Par ailleurs, la torture catalyse l’indignation des artistes et devient le
propos central. En effet, celle-ci rappelle indubitablement pour cette
génération d’artistes les pratiques de la Gestapo. La France en tant que pays
occupé durant la Seconde Guerre mondiale, terminée seulement quinze
auparavant, en 1945, est encore très présente dans les consciences. A cet
égard, la croix gammée en liège peinte et collée par Crippa atteste de la
projection de cette mémoire sur ce que l’on a longtemps qualifié d’
« événements » d’Algérie. La figure névralgique du tableau est une femme
écartelée par une colonne de viscères et surmontée du mot « Liberté »,
suggérant tout autant la contradiction d’un état républicain pratiquant la torture
que le combat du peuple algérien pour la liberté. La représentation est
d’autant plus virulente qu’elle fait directement référence au viol de Djamila
Boupacha par des parachutistes français.
L’intérêt de la toile est loin d’être uniquement politique et historique.
Elle synthétise une époque artistique, où toute une génération a été marquée
mais aussi nourrie par le contexte de la guerre d’Algérie.

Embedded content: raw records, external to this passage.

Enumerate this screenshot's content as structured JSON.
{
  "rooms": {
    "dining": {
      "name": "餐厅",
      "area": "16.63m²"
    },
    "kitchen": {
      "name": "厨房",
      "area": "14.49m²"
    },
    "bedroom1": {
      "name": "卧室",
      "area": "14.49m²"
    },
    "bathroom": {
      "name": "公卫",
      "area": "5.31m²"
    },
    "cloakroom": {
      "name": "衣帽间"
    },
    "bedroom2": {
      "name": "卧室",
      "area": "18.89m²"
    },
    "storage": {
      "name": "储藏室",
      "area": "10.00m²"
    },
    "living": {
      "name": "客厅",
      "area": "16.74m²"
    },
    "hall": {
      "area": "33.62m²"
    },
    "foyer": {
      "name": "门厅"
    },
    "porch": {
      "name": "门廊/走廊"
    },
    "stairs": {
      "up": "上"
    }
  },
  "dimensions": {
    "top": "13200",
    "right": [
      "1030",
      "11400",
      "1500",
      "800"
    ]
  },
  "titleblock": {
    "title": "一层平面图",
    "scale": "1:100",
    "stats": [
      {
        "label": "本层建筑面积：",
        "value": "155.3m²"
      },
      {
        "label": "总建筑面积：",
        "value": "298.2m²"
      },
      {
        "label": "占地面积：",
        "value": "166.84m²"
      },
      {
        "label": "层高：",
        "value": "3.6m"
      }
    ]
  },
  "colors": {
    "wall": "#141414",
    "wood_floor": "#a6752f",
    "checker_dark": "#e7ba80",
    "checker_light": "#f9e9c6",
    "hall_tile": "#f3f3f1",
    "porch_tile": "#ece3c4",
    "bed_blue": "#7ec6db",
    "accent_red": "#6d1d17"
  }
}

En effet, elle
condense nombres d’avant-gardes des années 1960, du surréalisme au néodadaïsme en passant par l’expressionnisme abstrait. Le «all over» de Pollock
n’est pas loin avec une toile grouillante de références artistiques. L’influence
de Picasso, notamment du Charnier (1945) est visible au travers des
élongations de bras, en haut à droite, peinte par Dova. La toile mesure 5
mètres de long sur 6 de large engageant ainsi les artistes dans un travail
monumental, rappelant le muralisme mexicain.
Le Grand Tableau Antifasciste collectif est une œuvre résolument
d’actualité questionnant tout autant la guerre et son corollaire de folie, la
torture, que leurs effets aujourd’hui encore dans la société.